Bioquímica sanguínea: metabolismo, riñón, hígado y riesgo cardiovascular
La bioquímica sanguínea permite observar el funcionamiento de distintos sistemas. La glucosa informa sobre el metabolismo del azúcar y resulta clave en el diagnóstico y control de la diabetes. La creatinina y la estimación del filtrado glomerular ayudan a evaluar la función renal. Las transaminasas, la bilirrubina y otras enzimas orientan sobre el estado del hígado y de la vía biliar. El colesterol total, el colesterol LDL, el HDL y los triglicéridos contribuyen a estimar el riesgo cardiovascular y a decidir medidas preventivas, desde cambios en el estilo de vida hasta tratamientos farmacológicos cuando están indicados.

Una analítica de sangre ofrece información clínica valiosa, pero su interpretación debe integrarse siempre con la historia, los síntomas y la valoración del profesional sanitario
Uno de los aspectos que más confusión genera son los rangos de referencia. Estos intervalos no constituyen una frontera absoluta entre salud y enfermedad, sino una guía estadística que debe valorarse en contexto. Un parámetro discretamente elevado o disminuido puede estar relacionado con el ayuno, la hidratación, el ejercicio reciente, una infección pasajera, el embarazo, la edad o determinados medicamentos. Del mismo modo, una analítica dentro de la normalidad no excluye por completo una enfermedad si existen síntomas persistentes. Por eso, los profesionales insisten en evitar la interpretación aislada de un resultado.
Cómo prepararse para la prueba
La preparación depende del tipo de determinaciones solicitadas. Algunas pruebas no requieren ayuno, mientras que otras —como glucosa o triglicéridos— pueden necesitar varias horas sin ingerir alimentos, según la indicación del equipo sanitario. También conviene informar de la toma de medicamentos, suplementos, anticoagulantes o tratamientos recientes. La extracción suele realizarse en pocos minutos mediante punción venosa y, salvo molestias leves o un pequeño hematoma, no acostumbra a producir complicaciones.
Una vez disponibles los resultados, el médico o la enfermera los revisa junto con la historia clínica. En ocasiones basta con confirmar que todo se mantiene estable; en otras, puede ser necesario repetir una determinación, solicitar pruebas complementarias o ajustar un tratamiento. La analítica permite detectar alteraciones silenciosas, controlar enfermedades crónicas y anticipar riesgos, pero su mayor valor reside en integrarse dentro de una atención continuada.

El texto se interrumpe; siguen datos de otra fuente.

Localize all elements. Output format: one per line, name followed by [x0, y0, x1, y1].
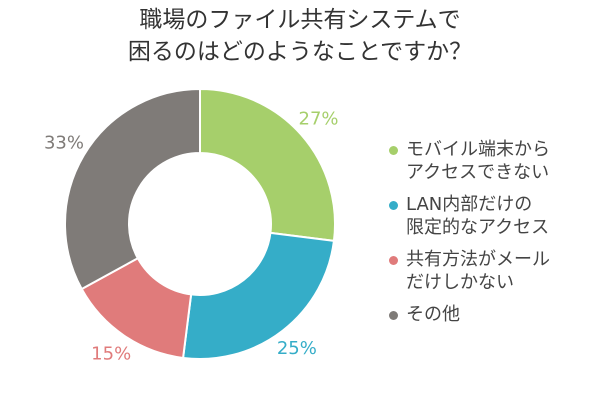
legend-label-line: アクセスできない [406, 162, 550, 183]
legend-label-line: その他 [406, 304, 460, 325]
slice-other [64, 87, 201, 291]
slice-mobile [199, 87, 336, 243]
slice-label-lan: 25% [277, 338, 317, 359]
legend-item-lan: LAN内部だけの 限定的なアクセス [386, 193, 596, 239]
legend-swatch [389, 256, 398, 265]
legend-swatch [389, 201, 398, 210]
legend-label-line: 限定的なアクセス [406, 217, 550, 238]
slice-lan [181, 231, 336, 360]
chart-title-line-1: 職場のファイル共有システムで [139, 7, 461, 33]
legend-item-mobile: モバイル端末から アクセスできない [386, 138, 596, 184]
legend-item-email: 共有方法がメール だけしかない [386, 248, 596, 294]
legend-label-line: だけしかない [406, 272, 514, 293]
legend-label-line: 共有方法がメール [406, 249, 550, 270]
legend-label-line: LAN内部だけの [406, 194, 533, 215]
chart-title: 職場のファイル共有システムで 困るのはどのようなことですか？ [0, 4, 600, 68]
slice-label-email: 15% [91, 344, 131, 365]
slice-label-mobile: 27% [299, 109, 339, 130]
legend-swatch [389, 146, 398, 155]
chart-title-line-2: 困るのはどのようなことですか？ [127, 39, 473, 65]
legend-item-other: その他 [386, 303, 596, 326]
chart-legend: モバイル端末から アクセスできない LAN内部だけの 限定的なアクセス 共有方法… [386, 138, 596, 335]
legend-swatch [389, 311, 398, 320]
slice-label-other: 33% [44, 133, 84, 154]
legend-label-line: モバイル端末から [406, 139, 550, 160]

El mensaje final para la ciudadanía es sencillo: no conviene alarmarse por un asterisco ni buscar equivalencias automáticas en internet. Un análisis de sangre es una prueba de enorme utilidad, pero no habla por sí sola. Necesita preguntas, contexto y criterio clínico. En manos de los profesionales de Atención Primaria, se convierte en una herramienta cercana para prevenir, diagnosticar y acompañar al paciente en el cuidado de su salud.